En el caso de Querétaro, la respuesta incómoda es que ya no se trata solo de circunstancias del juego. Sí, hay partidos donde el contexto, la intensidad y hasta algunas decisiones arbitrales empujan a un equipo al límite. Pero cuando un club se instala en el fondo del fair play, el problema deja de ser accidental. Y una costumbre así no se explica con excusas: se corrige con trabajo, con carácter y con disciplina real.
Si partimos de la situación del presente torneo, el Gallo aparece en el lugar 17 de fair play, con 30 tarjetas amarillas y 3 tarjetas rojas. El dato es grave por sí mismo, pero lo es más porque no luce como un accidente aislado, sino como la consecuencia de un equipo que juega con demasiada impulsividad y poco control emocional.
Y ahí está el punto de fondo: no se puede aspirar a competir seriamente cuando se regalan suspensiones por faltas innecesarias, reclamos o actitudes antideportivas. Una roja no solo deja al club con uno menos; rompe la idea de partido, obliga a modificar el plan y castiga a compañeros que sí estaban haciendo el esfuerzo correcto. Un equipo que se hace expulsar con frecuencia no está siendo “aguerrido”: está siendo irresponsable. Y como ejemplo el partido contra los Rayados.
Querétaro debería entender que la disciplina también es parte del rendimiento. No basta con correr, meter la pierna o mostrar actitud. Hay que saber cuándo frenar, cuándo presionar y cuándo jugar con inteligencia. Porque la intensidad sin control termina costando puntos, confianza y credibilidad. Y en un torneo donde cada detalle pesa, acumular suspensiones es una forma muy barata de perder partidos.
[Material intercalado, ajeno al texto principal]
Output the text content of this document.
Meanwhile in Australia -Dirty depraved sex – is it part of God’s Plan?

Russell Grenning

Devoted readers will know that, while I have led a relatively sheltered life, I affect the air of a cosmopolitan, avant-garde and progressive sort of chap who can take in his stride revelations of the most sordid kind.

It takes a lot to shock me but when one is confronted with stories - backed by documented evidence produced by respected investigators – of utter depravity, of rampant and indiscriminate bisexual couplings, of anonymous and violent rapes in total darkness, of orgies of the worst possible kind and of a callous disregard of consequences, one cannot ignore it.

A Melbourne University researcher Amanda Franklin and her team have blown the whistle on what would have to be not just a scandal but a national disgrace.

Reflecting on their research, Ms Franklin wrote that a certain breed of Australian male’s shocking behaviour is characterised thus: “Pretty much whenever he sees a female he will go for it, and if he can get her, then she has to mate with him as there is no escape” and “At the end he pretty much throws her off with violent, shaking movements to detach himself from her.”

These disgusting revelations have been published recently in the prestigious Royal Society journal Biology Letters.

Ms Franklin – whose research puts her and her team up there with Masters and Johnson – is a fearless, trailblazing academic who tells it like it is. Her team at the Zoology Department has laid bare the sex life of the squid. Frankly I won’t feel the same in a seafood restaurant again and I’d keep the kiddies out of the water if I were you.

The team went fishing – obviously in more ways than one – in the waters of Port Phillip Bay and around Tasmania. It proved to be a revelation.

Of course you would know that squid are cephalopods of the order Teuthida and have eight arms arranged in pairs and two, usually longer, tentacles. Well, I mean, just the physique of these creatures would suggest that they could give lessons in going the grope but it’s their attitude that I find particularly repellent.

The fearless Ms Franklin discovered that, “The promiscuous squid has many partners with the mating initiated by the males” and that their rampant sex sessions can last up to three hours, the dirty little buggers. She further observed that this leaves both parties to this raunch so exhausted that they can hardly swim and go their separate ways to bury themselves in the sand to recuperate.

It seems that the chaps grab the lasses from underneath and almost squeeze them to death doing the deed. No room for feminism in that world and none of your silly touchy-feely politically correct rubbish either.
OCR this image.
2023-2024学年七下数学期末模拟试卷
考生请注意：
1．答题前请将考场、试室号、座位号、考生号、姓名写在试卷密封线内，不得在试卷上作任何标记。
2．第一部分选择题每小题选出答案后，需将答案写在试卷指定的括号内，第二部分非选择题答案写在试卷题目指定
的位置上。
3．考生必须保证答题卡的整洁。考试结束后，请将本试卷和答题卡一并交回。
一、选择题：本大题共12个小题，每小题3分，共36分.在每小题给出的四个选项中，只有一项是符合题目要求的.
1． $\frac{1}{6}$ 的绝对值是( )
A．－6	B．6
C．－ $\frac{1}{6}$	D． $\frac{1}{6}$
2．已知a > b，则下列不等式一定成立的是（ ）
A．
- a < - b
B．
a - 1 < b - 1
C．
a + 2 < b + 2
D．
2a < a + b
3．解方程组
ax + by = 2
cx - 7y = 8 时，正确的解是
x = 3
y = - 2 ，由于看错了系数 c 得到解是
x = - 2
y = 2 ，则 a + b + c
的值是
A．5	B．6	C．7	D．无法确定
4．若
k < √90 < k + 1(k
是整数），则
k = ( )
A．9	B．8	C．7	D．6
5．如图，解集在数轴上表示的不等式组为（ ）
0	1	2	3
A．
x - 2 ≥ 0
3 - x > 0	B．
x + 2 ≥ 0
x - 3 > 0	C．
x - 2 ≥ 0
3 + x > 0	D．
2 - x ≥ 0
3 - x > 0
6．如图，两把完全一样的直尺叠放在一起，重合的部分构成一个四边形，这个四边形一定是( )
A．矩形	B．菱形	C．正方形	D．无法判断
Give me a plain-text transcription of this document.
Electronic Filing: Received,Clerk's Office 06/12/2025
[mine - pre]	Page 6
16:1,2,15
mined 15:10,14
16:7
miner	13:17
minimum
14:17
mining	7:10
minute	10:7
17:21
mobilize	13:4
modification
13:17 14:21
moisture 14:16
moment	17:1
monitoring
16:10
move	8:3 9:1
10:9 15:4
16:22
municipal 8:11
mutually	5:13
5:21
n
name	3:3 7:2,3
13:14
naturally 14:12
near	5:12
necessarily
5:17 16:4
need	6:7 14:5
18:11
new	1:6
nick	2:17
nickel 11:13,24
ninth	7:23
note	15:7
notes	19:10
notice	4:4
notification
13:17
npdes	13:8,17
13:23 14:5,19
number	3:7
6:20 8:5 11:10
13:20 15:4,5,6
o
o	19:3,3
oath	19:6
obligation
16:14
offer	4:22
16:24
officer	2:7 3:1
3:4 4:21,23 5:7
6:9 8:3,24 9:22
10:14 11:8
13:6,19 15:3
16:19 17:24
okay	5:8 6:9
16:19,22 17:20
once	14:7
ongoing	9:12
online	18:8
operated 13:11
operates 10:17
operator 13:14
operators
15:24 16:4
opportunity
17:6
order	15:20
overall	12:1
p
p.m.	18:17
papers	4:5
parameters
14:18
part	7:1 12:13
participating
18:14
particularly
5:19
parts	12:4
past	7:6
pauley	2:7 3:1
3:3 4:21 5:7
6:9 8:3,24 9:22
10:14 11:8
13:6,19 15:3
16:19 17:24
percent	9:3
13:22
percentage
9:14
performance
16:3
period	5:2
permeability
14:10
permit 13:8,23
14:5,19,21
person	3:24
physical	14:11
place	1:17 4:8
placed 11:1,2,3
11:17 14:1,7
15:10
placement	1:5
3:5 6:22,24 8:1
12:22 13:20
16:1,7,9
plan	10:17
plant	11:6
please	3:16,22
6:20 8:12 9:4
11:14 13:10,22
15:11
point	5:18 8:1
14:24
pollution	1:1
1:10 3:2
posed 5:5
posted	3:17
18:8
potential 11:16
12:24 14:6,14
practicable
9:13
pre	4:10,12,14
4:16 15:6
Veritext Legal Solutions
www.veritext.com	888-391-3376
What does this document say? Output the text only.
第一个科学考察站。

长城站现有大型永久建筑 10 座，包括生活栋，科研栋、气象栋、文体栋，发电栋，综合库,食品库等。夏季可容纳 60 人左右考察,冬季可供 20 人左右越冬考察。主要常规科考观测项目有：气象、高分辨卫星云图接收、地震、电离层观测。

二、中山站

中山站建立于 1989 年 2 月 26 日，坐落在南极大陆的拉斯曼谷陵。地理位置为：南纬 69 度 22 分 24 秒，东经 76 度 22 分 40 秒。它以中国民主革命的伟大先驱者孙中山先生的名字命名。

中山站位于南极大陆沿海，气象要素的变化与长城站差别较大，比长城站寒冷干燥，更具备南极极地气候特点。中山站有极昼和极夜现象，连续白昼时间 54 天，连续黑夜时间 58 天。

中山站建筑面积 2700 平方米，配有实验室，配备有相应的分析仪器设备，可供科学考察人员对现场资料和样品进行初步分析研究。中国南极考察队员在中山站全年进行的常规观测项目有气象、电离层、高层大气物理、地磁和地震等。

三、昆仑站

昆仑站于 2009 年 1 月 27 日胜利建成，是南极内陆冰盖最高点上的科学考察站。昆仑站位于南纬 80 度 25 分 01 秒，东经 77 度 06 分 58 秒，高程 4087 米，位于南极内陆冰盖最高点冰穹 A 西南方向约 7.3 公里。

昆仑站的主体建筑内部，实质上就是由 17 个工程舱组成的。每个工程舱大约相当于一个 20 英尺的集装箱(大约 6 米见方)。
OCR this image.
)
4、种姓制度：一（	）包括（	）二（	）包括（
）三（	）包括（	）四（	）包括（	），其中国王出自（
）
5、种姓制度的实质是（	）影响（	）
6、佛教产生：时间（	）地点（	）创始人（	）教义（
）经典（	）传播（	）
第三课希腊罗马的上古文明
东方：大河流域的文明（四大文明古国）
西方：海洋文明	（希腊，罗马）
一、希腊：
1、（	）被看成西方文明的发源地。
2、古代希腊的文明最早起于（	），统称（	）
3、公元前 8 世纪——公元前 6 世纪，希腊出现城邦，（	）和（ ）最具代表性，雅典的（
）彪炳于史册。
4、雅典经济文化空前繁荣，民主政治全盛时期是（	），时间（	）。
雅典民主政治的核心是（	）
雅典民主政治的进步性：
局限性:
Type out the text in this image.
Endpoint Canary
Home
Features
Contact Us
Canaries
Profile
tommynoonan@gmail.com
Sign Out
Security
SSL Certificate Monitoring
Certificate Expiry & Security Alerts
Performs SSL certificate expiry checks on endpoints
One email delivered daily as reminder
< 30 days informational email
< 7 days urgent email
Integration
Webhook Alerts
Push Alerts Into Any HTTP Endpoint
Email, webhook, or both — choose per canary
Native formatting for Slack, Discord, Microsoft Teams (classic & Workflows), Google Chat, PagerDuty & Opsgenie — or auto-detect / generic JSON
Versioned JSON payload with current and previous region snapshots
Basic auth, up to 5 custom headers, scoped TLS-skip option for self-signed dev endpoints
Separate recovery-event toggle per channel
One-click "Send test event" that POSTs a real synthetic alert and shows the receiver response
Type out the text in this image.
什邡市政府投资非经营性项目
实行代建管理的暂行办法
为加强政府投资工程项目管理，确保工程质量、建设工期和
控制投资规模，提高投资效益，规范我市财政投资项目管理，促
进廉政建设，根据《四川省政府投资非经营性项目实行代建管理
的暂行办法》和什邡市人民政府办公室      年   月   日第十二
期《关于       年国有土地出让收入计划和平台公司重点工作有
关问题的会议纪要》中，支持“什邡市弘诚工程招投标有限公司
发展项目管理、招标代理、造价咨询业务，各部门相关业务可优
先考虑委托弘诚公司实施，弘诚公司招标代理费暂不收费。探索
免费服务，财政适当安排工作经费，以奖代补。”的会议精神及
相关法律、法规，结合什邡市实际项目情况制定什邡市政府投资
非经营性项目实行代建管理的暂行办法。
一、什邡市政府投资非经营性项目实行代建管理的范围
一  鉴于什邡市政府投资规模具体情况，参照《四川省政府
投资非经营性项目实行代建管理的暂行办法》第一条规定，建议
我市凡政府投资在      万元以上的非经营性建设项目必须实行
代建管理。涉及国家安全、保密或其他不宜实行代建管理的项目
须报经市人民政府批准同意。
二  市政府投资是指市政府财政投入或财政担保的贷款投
La exigencia para este club debe ser clara: menos protagonismo de la indisciplina y más concentración táctica. Esteban González tiene que corregir de raíz esos comportamientos, y los jugadores deben asumir que vestir esta camiseta implica competir con hambre, sí, pero también con cabeza. Un club serio no puede normalizar estar entre los más amonestados y expulsados del torneo. Eso no habla de valentía; habla de desorden.
Los jugadores necesitan autocontrol y sentido colectivo. Porque si el equipo quiere dejar de pelear en la parte baja de cualquiera de las estadísticas, primero debe dejar de sabotearse solo. La disciplina no es un detalle menor: es una obligación. Y hoy, en Gallos, sigue siendo una deuda.